DEPS_JECC7_frontA4Le Département des études, de la prospective et des statistiques (DEPS) du ministère de la Culture et de la Communication, le cluster de recherche « Industries créatives, culture, sport » de KEDGE Business School et le Laboratoire interdisciplinaire d’évaluation des politiques publiques (LIEPP) de Sciences Po organisaient les Septièmes journées d’économie de la culture et de la communication, à la Bibliothèque nationale de France, site François-Mitterrand, les jeudi 24 et vendredi 25 septembre derniers.

Cette septième édition des Journées d’économie de la culture et de la communication était consacrée à l’évaluation des politiques publiques du domaine des arts, de la culture et des médias.
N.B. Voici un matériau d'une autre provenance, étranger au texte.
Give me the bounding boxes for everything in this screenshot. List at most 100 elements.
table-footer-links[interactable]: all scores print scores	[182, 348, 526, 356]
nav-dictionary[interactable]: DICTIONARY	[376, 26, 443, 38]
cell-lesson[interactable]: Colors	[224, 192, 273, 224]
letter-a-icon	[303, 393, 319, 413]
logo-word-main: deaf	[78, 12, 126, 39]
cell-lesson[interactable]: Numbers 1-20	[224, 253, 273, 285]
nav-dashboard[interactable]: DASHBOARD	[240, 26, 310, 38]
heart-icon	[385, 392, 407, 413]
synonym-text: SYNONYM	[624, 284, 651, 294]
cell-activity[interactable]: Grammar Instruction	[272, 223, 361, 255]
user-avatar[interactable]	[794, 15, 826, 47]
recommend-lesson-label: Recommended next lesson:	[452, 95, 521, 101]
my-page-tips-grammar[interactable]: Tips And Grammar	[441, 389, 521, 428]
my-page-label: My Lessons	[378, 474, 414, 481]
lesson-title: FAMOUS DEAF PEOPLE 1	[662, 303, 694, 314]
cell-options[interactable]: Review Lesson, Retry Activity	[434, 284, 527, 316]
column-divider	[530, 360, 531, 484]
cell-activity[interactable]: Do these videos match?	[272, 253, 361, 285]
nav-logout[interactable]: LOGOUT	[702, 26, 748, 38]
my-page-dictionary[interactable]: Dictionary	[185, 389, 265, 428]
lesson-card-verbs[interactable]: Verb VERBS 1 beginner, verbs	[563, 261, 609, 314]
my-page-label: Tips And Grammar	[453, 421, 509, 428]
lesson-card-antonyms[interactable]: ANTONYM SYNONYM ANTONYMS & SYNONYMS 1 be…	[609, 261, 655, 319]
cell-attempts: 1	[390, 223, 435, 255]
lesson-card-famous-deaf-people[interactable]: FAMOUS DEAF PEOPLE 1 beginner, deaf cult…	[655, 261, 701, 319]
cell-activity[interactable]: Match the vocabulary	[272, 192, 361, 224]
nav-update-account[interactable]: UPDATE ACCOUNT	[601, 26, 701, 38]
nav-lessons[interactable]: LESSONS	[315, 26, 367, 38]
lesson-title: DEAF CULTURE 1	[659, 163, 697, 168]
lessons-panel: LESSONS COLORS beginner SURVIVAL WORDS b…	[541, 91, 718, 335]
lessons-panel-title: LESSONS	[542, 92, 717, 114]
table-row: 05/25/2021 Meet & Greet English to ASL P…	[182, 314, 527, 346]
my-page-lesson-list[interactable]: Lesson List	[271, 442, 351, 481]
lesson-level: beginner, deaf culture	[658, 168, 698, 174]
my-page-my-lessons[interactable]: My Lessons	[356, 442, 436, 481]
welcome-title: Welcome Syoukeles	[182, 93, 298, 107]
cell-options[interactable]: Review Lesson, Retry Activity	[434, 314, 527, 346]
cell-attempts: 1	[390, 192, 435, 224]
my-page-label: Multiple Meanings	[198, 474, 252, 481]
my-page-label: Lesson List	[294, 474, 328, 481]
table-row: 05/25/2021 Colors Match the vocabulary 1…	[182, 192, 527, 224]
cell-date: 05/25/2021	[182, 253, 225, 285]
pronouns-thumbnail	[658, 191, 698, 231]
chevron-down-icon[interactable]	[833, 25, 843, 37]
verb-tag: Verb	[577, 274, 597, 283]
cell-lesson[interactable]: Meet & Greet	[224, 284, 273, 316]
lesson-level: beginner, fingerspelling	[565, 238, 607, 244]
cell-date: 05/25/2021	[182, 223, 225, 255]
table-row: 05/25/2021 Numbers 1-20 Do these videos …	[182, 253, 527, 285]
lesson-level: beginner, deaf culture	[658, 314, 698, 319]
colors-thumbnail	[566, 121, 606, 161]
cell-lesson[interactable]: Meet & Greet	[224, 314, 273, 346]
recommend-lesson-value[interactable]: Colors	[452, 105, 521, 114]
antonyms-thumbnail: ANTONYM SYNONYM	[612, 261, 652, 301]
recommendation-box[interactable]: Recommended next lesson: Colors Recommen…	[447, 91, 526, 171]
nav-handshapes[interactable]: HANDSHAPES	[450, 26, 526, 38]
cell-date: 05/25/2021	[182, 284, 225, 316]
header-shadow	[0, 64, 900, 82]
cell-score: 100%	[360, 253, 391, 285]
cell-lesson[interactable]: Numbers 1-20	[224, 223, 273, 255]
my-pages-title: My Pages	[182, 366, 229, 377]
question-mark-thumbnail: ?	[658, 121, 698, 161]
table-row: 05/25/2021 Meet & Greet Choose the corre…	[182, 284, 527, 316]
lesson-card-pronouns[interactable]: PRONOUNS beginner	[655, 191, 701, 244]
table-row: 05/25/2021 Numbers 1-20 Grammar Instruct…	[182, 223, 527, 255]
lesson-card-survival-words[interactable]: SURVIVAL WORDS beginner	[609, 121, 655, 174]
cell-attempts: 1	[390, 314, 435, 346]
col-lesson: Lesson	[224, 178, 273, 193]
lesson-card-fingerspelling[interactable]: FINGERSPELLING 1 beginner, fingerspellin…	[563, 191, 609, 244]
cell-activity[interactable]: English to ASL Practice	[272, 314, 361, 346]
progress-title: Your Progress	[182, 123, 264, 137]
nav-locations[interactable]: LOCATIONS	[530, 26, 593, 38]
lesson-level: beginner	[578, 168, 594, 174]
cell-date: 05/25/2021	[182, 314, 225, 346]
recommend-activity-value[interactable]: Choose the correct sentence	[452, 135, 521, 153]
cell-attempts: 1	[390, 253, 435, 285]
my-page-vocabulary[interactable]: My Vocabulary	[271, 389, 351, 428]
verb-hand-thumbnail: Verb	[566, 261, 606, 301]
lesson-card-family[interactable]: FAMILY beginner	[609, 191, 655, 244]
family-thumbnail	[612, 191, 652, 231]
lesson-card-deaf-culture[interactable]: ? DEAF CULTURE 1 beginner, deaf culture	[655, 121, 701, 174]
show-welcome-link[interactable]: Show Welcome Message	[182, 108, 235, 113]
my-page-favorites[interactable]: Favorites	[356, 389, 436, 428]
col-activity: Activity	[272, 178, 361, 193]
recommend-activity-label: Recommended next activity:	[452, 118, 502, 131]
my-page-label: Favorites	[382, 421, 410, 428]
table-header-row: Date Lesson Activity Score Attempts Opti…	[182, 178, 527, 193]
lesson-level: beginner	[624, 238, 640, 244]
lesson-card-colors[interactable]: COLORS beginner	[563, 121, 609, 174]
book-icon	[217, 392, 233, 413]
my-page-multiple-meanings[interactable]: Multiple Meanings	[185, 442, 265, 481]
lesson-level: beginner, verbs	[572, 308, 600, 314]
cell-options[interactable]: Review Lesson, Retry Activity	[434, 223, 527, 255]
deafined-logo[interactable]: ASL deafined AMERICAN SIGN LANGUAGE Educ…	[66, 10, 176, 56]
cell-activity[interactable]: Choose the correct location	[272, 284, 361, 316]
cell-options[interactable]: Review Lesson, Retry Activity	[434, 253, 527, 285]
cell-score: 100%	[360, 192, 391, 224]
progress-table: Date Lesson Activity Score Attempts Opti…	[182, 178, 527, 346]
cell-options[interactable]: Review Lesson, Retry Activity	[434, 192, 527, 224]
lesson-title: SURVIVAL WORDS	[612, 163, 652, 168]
Elle a notamment été l’occasion pour des chercheurs de présenter et de discuter de nouveaux résultats d’évaluation sur l’impact de la tenue de festivals subventionnés, de la loi Hadopi, de politiques éducatives, des aides à la presse ou du droit d’auteur. Les échanges ont également porté sur le bilan des méthodes d’évaluation utilisées aujourd’hui. Un regard rétrospectif sur l’évaluation des politiques publiques et un examen d’expériences locales ont enfin été proposés. Une synthèse de l’édition sera prochainement proposée mais en attendant, vous pouvez revoir les diaporamas présentés lors de ces deux journées ici.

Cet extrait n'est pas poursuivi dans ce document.